If they design and build to our data, and our parts are capable, their part will snap right in place and there won’t be any quality reactive circles happening,” says Peca. “By performing this process at Ogihara, we save our customers a lot of revenue and it doesn’t cost them anything else, they’re getting the data anyway, they just use it to design around.”
Peca says that since Ogihara developed its manufacturing system and implemented the Optigo technology to work with it, the company has been getting its tools and products to market faster and at a higher quality level.
“We’ve also strengthened our relationships with customers because we’re showing them the true product in a comprehensive format. We’ve realised less quality reactive loops, and we’ve developed an intelligent workforce that, by utilising the data generated by our scanning systems, has increased our quality control department throughout the manufacturing area – from engineer to associate. The associates understand that they can scan a product, do root cause analysis and fix problems quickly. We’ve also doubled our output in layout requests. Before, using conventional CMM technology, we were running around the clock with four people. We can now do the same work with two people on one shift. We’ve basically doubled our output.”

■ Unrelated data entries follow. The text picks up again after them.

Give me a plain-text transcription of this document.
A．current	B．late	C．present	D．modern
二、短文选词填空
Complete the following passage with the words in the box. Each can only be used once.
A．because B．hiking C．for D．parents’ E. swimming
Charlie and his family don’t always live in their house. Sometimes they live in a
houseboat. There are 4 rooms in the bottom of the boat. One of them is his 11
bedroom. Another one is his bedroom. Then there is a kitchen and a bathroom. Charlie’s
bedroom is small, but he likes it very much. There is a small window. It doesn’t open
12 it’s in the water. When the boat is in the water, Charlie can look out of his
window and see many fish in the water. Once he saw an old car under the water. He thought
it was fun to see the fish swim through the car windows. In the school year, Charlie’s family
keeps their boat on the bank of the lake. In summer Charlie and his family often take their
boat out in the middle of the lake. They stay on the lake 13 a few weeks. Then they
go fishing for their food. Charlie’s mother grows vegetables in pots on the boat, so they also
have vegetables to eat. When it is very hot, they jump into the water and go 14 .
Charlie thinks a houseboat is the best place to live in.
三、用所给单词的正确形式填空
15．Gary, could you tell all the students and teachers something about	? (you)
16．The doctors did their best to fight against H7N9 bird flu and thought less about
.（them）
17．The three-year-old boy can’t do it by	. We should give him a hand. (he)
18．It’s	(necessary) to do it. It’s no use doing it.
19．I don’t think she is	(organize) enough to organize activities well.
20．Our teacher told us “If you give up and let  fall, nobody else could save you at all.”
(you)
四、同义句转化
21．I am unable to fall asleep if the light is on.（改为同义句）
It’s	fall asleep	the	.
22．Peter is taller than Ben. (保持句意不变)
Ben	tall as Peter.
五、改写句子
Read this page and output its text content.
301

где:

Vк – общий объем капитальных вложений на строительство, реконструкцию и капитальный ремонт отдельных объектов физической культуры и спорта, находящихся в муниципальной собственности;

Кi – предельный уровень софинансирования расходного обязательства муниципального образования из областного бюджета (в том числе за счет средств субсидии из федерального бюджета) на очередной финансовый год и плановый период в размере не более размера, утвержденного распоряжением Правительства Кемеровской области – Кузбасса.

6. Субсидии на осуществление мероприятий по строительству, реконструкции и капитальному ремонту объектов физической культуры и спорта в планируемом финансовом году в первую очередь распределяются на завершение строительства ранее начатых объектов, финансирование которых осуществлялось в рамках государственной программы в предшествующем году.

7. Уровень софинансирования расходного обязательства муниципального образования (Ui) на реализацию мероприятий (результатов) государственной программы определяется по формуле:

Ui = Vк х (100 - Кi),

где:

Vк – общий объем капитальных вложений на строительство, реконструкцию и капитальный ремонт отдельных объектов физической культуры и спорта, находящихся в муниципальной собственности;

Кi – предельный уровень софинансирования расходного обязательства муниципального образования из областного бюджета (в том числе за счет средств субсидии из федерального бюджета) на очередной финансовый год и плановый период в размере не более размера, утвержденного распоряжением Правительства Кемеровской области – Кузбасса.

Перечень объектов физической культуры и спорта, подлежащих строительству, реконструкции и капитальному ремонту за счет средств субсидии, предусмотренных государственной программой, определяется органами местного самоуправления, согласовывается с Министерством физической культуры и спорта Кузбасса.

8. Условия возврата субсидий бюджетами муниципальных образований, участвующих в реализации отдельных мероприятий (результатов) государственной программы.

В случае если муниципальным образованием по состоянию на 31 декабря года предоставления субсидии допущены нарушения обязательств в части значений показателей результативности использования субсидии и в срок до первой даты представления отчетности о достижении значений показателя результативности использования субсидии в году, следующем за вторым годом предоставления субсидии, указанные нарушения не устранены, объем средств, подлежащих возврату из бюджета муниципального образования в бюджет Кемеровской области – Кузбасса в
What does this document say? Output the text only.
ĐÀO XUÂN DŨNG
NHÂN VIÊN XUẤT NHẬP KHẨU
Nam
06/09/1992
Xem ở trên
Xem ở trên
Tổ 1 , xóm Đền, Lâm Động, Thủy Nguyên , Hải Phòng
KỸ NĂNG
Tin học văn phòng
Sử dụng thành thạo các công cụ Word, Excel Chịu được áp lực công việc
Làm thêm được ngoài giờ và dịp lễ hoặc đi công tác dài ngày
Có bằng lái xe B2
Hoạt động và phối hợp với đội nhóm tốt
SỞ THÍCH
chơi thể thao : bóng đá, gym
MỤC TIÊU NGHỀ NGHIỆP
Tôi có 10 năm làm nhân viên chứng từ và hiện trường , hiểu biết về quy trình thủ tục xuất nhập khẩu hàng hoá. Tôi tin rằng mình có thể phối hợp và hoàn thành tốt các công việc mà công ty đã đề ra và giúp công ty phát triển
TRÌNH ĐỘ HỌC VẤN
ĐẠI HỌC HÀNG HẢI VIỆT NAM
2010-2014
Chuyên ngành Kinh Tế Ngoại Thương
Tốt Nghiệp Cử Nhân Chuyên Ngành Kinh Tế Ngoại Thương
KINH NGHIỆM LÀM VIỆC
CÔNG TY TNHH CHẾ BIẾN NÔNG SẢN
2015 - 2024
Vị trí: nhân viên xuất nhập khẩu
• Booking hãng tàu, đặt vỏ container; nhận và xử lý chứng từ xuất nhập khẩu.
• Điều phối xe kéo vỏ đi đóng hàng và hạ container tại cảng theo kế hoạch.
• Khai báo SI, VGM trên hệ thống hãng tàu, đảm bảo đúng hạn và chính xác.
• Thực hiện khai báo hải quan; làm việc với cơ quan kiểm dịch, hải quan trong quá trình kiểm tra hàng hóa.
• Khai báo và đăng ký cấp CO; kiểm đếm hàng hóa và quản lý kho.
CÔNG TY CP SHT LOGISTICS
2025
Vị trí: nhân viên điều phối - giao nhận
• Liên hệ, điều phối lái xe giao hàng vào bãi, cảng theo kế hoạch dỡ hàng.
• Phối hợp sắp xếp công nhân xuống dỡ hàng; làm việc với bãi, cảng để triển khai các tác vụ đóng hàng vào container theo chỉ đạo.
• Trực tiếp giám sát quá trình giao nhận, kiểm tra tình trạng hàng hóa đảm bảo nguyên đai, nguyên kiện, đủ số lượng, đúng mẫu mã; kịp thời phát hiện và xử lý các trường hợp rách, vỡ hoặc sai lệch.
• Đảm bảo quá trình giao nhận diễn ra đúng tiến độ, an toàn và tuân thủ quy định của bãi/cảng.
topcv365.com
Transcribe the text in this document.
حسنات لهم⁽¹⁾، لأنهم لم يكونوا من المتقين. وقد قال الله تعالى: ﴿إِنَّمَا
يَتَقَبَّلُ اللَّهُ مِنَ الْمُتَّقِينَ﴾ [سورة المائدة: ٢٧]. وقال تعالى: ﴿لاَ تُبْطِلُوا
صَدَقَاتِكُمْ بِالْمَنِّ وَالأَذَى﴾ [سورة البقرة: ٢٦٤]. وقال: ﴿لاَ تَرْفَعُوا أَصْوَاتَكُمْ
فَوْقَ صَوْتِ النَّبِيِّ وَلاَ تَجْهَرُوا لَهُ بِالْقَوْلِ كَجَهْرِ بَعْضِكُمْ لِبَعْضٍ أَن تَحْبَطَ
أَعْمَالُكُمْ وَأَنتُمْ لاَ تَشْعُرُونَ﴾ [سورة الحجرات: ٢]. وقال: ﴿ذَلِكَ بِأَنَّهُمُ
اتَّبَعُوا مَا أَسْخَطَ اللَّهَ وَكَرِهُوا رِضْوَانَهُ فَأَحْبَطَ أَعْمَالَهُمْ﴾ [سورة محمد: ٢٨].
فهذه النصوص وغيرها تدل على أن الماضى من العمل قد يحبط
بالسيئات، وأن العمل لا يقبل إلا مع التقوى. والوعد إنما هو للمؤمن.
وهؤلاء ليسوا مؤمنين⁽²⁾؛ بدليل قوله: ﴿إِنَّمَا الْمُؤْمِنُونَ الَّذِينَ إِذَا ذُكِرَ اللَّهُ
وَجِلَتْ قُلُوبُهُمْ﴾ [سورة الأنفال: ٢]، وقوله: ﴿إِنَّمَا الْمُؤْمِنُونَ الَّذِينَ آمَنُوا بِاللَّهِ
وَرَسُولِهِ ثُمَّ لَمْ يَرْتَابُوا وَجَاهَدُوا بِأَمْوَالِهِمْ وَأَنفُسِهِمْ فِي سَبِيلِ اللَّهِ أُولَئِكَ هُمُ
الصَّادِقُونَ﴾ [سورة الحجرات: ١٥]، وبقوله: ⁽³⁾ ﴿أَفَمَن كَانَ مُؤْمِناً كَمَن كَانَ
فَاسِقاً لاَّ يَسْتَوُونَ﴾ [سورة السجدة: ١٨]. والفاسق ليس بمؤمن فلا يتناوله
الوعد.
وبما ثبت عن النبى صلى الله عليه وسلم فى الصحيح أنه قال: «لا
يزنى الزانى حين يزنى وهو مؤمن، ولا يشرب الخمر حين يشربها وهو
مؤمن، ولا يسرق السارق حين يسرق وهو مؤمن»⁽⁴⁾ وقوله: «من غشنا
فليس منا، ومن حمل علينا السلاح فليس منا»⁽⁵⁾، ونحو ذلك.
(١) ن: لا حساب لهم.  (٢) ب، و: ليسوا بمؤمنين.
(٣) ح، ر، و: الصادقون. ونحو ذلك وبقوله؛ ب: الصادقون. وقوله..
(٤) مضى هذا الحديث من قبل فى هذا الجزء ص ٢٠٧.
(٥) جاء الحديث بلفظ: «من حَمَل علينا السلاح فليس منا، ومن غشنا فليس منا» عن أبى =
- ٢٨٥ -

The next step for Ogihara is to continue working with the OEMs and assist them in the development of their process. “Our customers are family, we all have a job to do, and we do it well – all of us together. We’ve approached the OEMs and we’re going to be working with them as partners, helping them receive and understand Ogihara data. We’re going to help them understand virtual assembly and work together as a team for root cause analysis. Ultimately, we’ll help them make their vehicles better and get them to market faster.”